D’ici un mois et demi, certains abris-bus de Paris se verront étiqueter de codes-barres 2D de type Flashcode, développé par la société MobileTag. L’objectif: diffuser sur le téléphone mobile des habitants et usagers de la RATP des renseignements sur les transports, mais également des informations culturelles sur le voisinage. Un pas en avant dans la démocratisation du sans-contact en milieu urbain.

Tout à sa stratégie de moderniser le mobilier urbain, la Ville de Paris lancera très prochainement un programme expérimental dont le but est d’équiper les abris-bus de la capitale de Flashcodes, ces codes barres 2D qui, une fois scannés par un téléphone portable, fournissent une information ou redirige vers un site Internet ou un service en ligne.
Très logiquement, c’est la société française MobileTag qui, en tant que prestataire, fournira sa technologie de Flashcode à cette expérimentation, fruit d’un partenariat entre la Ville de Paris et JC Decaux, spécialiste du mobilier urbain.

Dans le détail, des Flashcodes seront positionnés sur les abris-bus et délivreront des données sur les bus de la RATP ainsi que des informations culturelles sur les rues voisines, leurs noms ainsi que sur le quartier. L’utilisateur scannera avec son téléphone portable l’étiquette et recevra sur son appareil une série de données associées à sa situation géographique. « S’il se trouve près de la rue De La Fontaine, il pourra charger des informations sur la rue et l’auteur », raconte Christian-François Viala, directeur du marketing et de la communication de MobileTag.

Pour scanner un flashcode, il suffit d’utiliser l’appareil photo de son téléphone (en mode photo ou vidéo) ainsi qu’un logiciel qui fera office de lecteur et décodera à la volée les informations contenues dans le code barre 2D. Le principe du Flashcode est très populaire au Japon sous le nom QR (Quick Response) code. La France constitue le second marché mondial.

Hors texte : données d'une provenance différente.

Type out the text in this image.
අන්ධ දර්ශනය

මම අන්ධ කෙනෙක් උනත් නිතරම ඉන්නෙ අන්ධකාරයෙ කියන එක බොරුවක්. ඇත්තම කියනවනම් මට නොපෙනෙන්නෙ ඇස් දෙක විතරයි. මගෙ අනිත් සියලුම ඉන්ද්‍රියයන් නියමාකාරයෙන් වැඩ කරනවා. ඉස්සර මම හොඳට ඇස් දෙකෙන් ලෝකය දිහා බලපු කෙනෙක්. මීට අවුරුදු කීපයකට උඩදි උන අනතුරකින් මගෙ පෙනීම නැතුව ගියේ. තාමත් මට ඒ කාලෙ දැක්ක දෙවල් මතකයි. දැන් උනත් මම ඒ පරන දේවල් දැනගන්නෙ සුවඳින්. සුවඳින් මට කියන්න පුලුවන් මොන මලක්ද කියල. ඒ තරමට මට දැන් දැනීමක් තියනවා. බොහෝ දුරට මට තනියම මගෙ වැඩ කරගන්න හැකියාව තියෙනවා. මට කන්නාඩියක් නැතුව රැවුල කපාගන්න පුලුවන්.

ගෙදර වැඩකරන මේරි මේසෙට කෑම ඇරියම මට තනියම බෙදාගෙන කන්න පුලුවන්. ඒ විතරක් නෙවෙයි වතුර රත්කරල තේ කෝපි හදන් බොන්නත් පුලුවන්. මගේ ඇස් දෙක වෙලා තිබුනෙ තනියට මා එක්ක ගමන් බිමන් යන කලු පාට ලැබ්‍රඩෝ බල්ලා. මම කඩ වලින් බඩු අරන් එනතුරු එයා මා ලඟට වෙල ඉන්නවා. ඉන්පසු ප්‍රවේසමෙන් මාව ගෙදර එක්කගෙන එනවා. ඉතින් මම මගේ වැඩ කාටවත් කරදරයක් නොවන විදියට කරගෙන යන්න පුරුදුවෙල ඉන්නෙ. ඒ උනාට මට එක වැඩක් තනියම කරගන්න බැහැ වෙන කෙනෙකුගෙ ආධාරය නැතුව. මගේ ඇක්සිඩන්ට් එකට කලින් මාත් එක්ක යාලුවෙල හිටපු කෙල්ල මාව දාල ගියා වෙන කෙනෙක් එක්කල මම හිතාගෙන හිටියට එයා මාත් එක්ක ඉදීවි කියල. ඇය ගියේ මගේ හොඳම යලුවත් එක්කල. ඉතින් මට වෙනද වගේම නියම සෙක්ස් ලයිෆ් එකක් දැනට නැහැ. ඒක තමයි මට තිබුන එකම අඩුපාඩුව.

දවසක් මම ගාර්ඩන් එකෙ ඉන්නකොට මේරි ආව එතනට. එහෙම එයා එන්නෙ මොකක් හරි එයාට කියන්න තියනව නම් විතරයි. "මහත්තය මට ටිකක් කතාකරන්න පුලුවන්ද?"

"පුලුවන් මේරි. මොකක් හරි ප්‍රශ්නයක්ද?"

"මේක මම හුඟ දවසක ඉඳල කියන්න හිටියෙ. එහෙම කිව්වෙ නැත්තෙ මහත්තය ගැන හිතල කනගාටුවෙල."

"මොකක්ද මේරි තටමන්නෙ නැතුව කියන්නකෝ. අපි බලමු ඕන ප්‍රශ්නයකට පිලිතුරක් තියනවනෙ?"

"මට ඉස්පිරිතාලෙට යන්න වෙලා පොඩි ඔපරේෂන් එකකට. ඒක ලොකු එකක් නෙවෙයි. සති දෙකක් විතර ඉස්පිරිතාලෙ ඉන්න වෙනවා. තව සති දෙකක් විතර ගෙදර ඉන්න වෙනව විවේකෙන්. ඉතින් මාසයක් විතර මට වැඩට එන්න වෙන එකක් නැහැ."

« Le déploiement devrait débuter d’ici un mois et demi, se félicite Christian-François Viala, et s’effectuera dans un certain nombre d’arrondissements, dont le Quartier numérique ». Ce programme, soutenu par le Conseil Régional d’Ile-de-France et le Conseil Général de Paris, vise à transformer le 2e arrondissement (dans un premier temps) de Paris en un quartier tout numérique en l’habillant d’équipements extérieurs adaptés, comme le WiFI, le Wimax, le Bluetooth, ou encore la fibre.
Pour Christian-François Viala, il s’agit d’une importante avancée dans la visibilité du Flashcode auprès du grand public, qui doit encore s’approprier la technologie au quotidien.  Un segment de marché encore très jeune, mais à fort potentiel, explique Christian-François Viala pour qui « fin 2008, 3 millions de téléphones étaient compatibles Flashcode en France. Les opérateurs espèrent atteindre 6 ou 7 millions fin 2009, avec 60% des téléphones équipés en natif ».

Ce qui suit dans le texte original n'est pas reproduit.